By pushing NASA's Hubble Space Telescope to its limits, an international team of astronomers has shattered the cosmic distance record by measuring the farthest galaxy ever seen in the universe. This surprisingly bright infant galaxy, named GN-z11, is seen as it was 13.4 billion years in the past, just 400 million years after the Big Bang. GN-z11 is located in the direction of the constellation of Ursa Major.
"We've taken a major step back in time, beyond what we'd ever expected to be able to do with Hubble. We see GN-z11 at a time when the universe was only three percent of its current age," explained principal investigator Pascal Oesch of Yale University. The team includes scientists from Yale University, the Space Telescope Science Institute (STScI), and the University of California.
Astronomers are closing in on the first galaxies that formed in the universe. The new Hubble observations take astronomers into a realm that was once thought to be only reachable with NASA's upcoming James Webb Space Telescope.

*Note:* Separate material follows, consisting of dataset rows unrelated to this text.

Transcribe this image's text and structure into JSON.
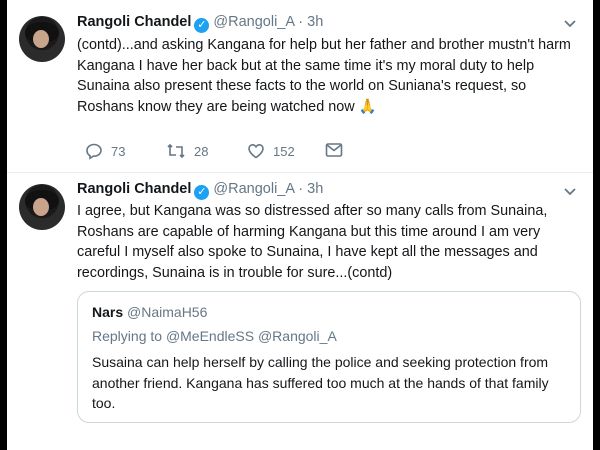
{
  "tweets": [
    {
      "name": "Rangoli Chandel",
      "handle": "@Rangoli_A",
      "dot": "·",
      "time": "3h",
      "text": "(contd)...and  asking Kangana for help but her father and brother mustn't harm Kangana I have her back but at the same time it's my moral duty to help Sunaina also present these facts to the world on Suniana's request, so Roshans know they are being watched now 🙏",
      "replies": "73",
      "retweets": "28",
      "likes": "152"
    },
    {
      "name": "Rangoli Chandel",
      "handle": "@Rangoli_A",
      "dot": "·",
      "time": "3h",
      "text": "I agree, but Kangana was so distressed after so many calls from Sunaina, Roshans are capable of harming Kangana but this time around I am very careful I myself also spoke to Sunaina, I have kept all the messages and recordings, Sunaina is in trouble for sure...(contd)",
      "quote": {
        "name": "Nars",
        "handle": "@NaimaH56",
        "replying_prefix": "Replying to",
        "replying_to": "@MeEndleSS @Rangoli_A",
        "text": "Susaina can help herself by calling the police and seeking protection from another friend. Kangana has suffered too much at the hands of that family too."
      }
    }
  ],
  "colors": {
    "verified": "#1da1f2",
    "secondary_text": "#657786",
    "divider": "#e6ecf0"
  },
  "icons": [
    "verified-badge-icon",
    "chevron-down-icon",
    "reply-icon",
    "retweet-icon",
    "like-icon",
    "dm-icon"
  ]
}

This measurement provides strong evidence that some unusual and unexpectedly bright galaxies found earlier in Hubble images are really at extraordinary distances. Previously, the team had estimated GN-z11's distance by determining its color through imaging with Hubble and NASA's Spitzer Space Telescope. Now, for the first time for a galaxy at such an extreme distance, the team used Hubble's Wide Field Camera 3 to precisely measure the distance to GN-z11 spectroscopically by splitting the light into its component colors.
Astronomers measure large distances by determining the "redshift" of a galaxy. This phenomenon is a result of the expansion of the universe; every distant object in the universe appears to be receding from us because its light is stretched to longer, redder wavelengths as it travels through expanding space to reach our telescopes. The greater the redshift, the farther the galaxy.

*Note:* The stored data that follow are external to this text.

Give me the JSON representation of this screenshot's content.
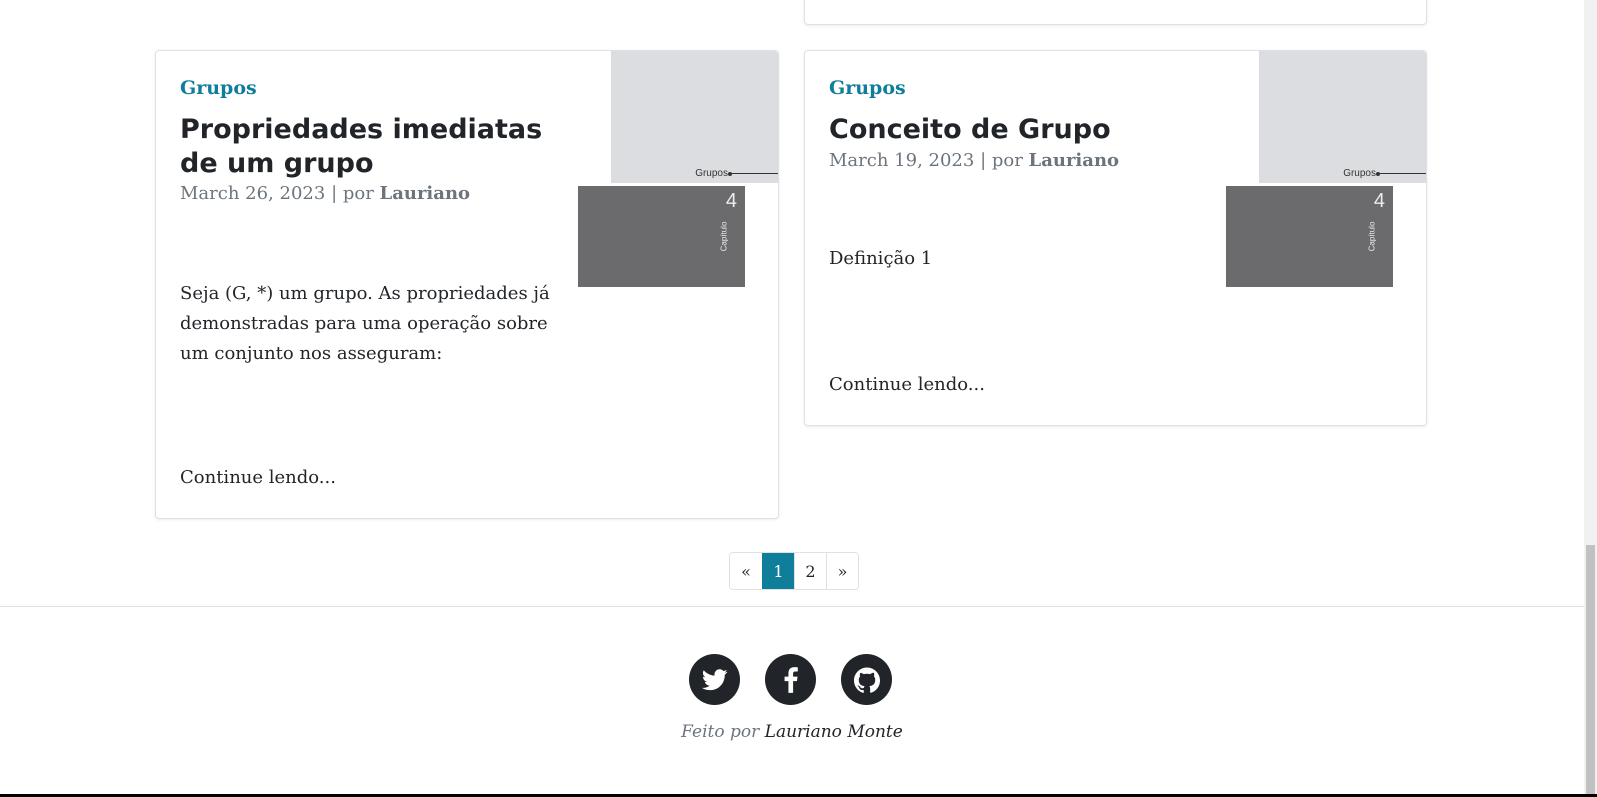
{
  "posts": [
    {
      "category": "Grupos",
      "title": "Propriedades imediatas de um grupo",
      "date": "March 26, 2023",
      "separator": "| por",
      "author": "Lauriano",
      "excerpt": "Seja (G, *) um grupo. As propriedades já demonstradas para uma operação sobre um conjunto nos asseguram:",
      "more_label": "Continue lendo...",
      "thumbnail": {
        "label": "Grupos",
        "chapter_number": "4",
        "chapter_word": "Capítulo"
      }
    },
    {
      "category": "Grupos",
      "title": "Conceito de Grupo",
      "date": "March 19, 2023",
      "separator": "| por",
      "author": "Lauriano",
      "excerpt": "Definição 1",
      "more_label": "Continue lendo...",
      "thumbnail": {
        "label": "Grupos",
        "chapter_number": "4",
        "chapter_word": "Capítulo"
      }
    }
  ],
  "pagination": {
    "prev": "«",
    "pages": [
      "1",
      "2"
    ],
    "active": "1",
    "next": "»"
  },
  "footer": {
    "socials": [
      "twitter-icon",
      "facebook-icon",
      "github-icon"
    ],
    "credit_prefix": "Feito por",
    "credit_name": "Lauriano Monte"
  },
  "colors": {
    "accent": "#0f7e9b",
    "text": "#212529",
    "muted": "#6c757d"
  }
}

"Our spectroscopic observations reveal the galaxy to be even farther away than we had originally thought, right at the distance limit of what Hubble can observe," said Gabriel Brammer of STScI, second author of the study.

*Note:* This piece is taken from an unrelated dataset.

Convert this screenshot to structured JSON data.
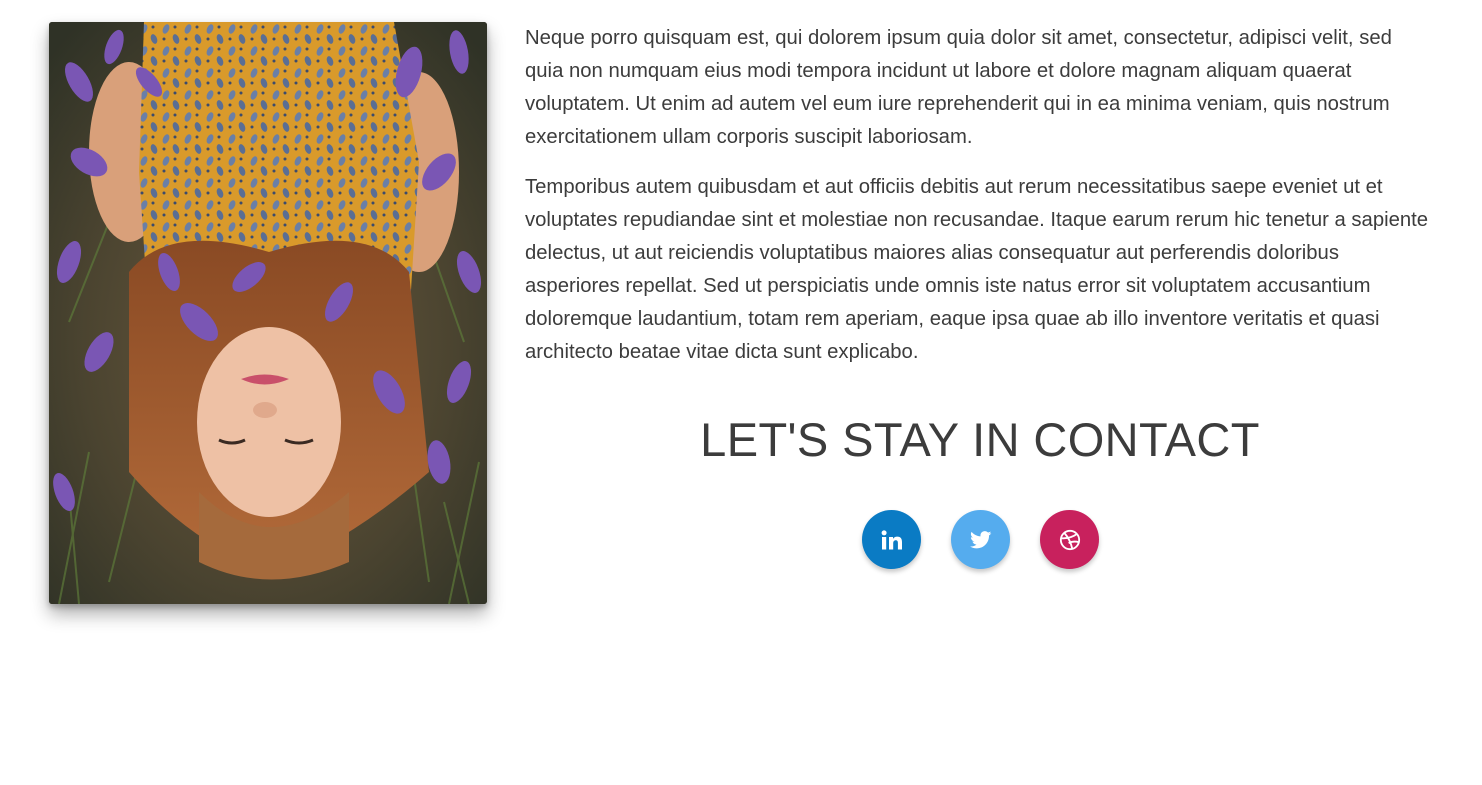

Before astronomers determined the distance for GN-z11, the most distant galaxy measured spectroscopically had a redshift of 8.68 (13.2 billion years in the past). Now, the team has confirmed GN-z11 to be at a redshift of 11.1, nearly 200 million years closer to the Big Bang. "This is an extraordinary accomplishment for Hubble. It managed to beat all the previous distance records held for years by much larger ground-based telescopes," said investigator Pieter van Dokkum of Yale University. "This new record will likely stand until the launch of the James Webb Space Telescope."
The combination of Hubble's and Spitzer's imaging reveals that GN-z11 is 25 times smaller than the Milky Way and has just one percent of our galaxy's mass in stars. However, the newborn GN-z11 is growing fast, forming stars at a rate about 20 times greater than our galaxy does today. This makes an extremely remote galaxy bright enough for astronomers to find and perform detailed observations with both Hubble and Spitzer.
The results reveal surprising new clues about the nature of the very early universe. "It's amazing that a galaxy so massive existed only 200 million to 300 million years after the very first stars started to form. It takes really fast growth, producing stars at a huge rate, to have formed a galaxy that is a billion solar masses so soon," explained investigator Garth Illingworth of the University of California, Santa Cruz.
These findings provide a tantalizing preview of the observations that the James Webb Space Telescope will perform after it is launched into space in 2018. "Hubble and Spitzer are already reaching into Webb territory," Oesch said.
"This new discovery shows that the Webb telescope will surely find many such young galaxies reaching back to when the first galaxies were forming," added Illingworth.
This discovery also has important consequences for NASA's planned Wide-Field Infrared Survey Telescope (WFIRST), which will have the ability to find thousands of such bright, very distant galaxies.
The team's findings have been accepted for publication in an upcoming edition of the Astrophysical Journal.